Pendant les conférences qui réglaient les conditions de la paix, les fêtes avaient recommencé comme aux premiers jours du règne. Il y avoit tant d'intérêts et tant de cabales différentes, et les dames y avoient tant de part, que l'amour étoit toujours mêlé aux affaires et les affaires à l'amour. Personne n'étoit tranquille ni indifférent ; on songeoit à s'élever, à plaire, à servir ou à nuire ; on ne connaissoit ni l'ennui, ni l'oisiveté, et on étoit toujours occupé des plaisirs ou des intrigues[1]. Les seigneurs faits prisonniers à Saint-Quentin payaient peu à peu leur rançon, et revenaient au Louvre avides de plaisirs et impatients d'oublier dans les fêtes de la cour les ennuis de leur captivité aux Pays-Bas. L'un d'eux, M. de Vouillon, put, à la suite d'une aventure singulière, éviter de se soumettre à cette nécessité humiliante et ruineuse du rachat. Il avait été taxé à deux mille écus de rançon et autorisé a se rendre à Paris, sur parole, pour se procurer l'argent. Il n'avait pu emprunter les deux mille écus, et était retourné à Bruxelles près du duc de Savoie, dont il était le prisonnier. Quand il arriva, le duc était à table.
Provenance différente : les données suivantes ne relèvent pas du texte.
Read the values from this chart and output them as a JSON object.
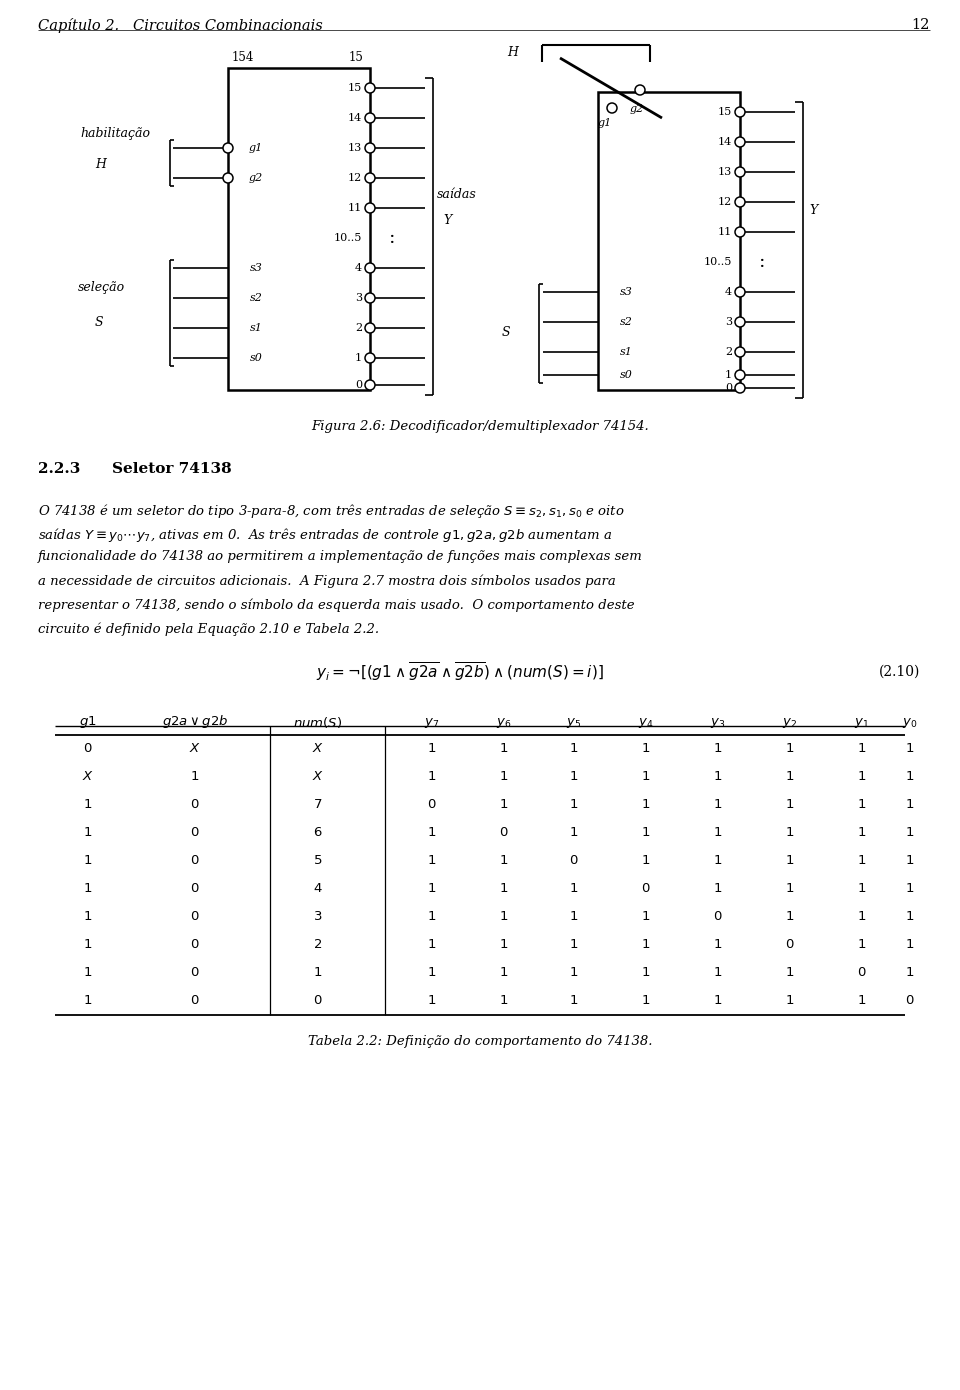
{
  "page_title": "Capítulo 2.   Circuitos Combinacionais",
  "page_number": "12",
  "fig_caption": "Figura 2.6: Decodificador/demultiplexador 74154.",
  "section_num": "2.2.3",
  "section_title": "Seletor 74138",
  "para_lines": [
    "O 74138 é um seletor do tipo 3-para-8, com três entradas de seleção $S \\equiv s_2, s_1, s_0$ e oito",
    "saídas $Y \\equiv y_0 \\cdots y_7$, ativas em 0.  As três entradas de controle $g1,g2a,g2b$ aumentam a",
    "funcionalidade do 74138 ao permitirem a implementação de funções mais complexas sem",
    "a necessidade de circuitos adicionais.  A Figura 2.7 mostra dois símbolos usados para",
    "representar o 74138, sendo o símbolo da esquerda mais usado.  O comportamento deste",
    "circuito é definido pela Equação 2.10 e Tabela 2.2."
  ],
  "eq_number": "(2.10)",
  "table_data": [
    [
      "0",
      "X",
      "X",
      "1",
      "1",
      "1",
      "1",
      "1",
      "1",
      "1",
      "1"
    ],
    [
      "X",
      "1",
      "X",
      "1",
      "1",
      "1",
      "1",
      "1",
      "1",
      "1",
      "1"
    ],
    [
      "1",
      "0",
      "7",
      "0",
      "1",
      "1",
      "1",
      "1",
      "1",
      "1",
      "1"
    ],
    [
      "1",
      "0",
      "6",
      "1",
      "0",
      "1",
      "1",
      "1",
      "1",
      "1",
      "1"
    ],
    [
      "1",
      "0",
      "5",
      "1",
      "1",
      "0",
      "1",
      "1",
      "1",
      "1",
      "1"
    ],
    [
      "1",
      "0",
      "4",
      "1",
      "1",
      "1",
      "0",
      "1",
      "1",
      "1",
      "1"
    ],
    [
      "1",
      "0",
      "3",
      "1",
      "1",
      "1",
      "1",
      "0",
      "1",
      "1",
      "1"
    ],
    [
      "1",
      "0",
      "2",
      "1",
      "1",
      "1",
      "1",
      "1",
      "0",
      "1",
      "1"
    ],
    [
      "1",
      "0",
      "1",
      "1",
      "1",
      "1",
      "1",
      "1",
      "1",
      "0",
      "1"
    ],
    [
      "1",
      "0",
      "0",
      "1",
      "1",
      "1",
      "1",
      "1",
      "1",
      "1",
      "0"
    ]
  ],
  "table_caption": "Tabela 2.2: Definição do comportamento do 74138.",
  "bg_color": "#ffffff"
}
Irrité de ne pas voir apporter l'argent sur lequel il comptait, le duc de Savoie lui dit de sortir et qu'après disner, il en ordonneroit ; le sieur de Vouillon se demesle de la presse[2], trouve devant la porte les chevaux de poste qui l'avaient amené, les reprend, part au galop et revient à Paris, prétendant qu'il s'était acquitté de sa parole puisqu'il était retourné se constituer prisonnier à Bruxelles. L'affaire fut mise en délibération devant les capitaines, tant françois qu'espagnols, à ce appelés, par lesquels cette subtilité fut approuvée, pource qu'il fut dit que le sieur de Vouillon s'estant acquitté de sa foy et représenté en estat de subir la prison ou garde, il n'avoit fait que ce que chacun peut faire de rechercher sa liberté.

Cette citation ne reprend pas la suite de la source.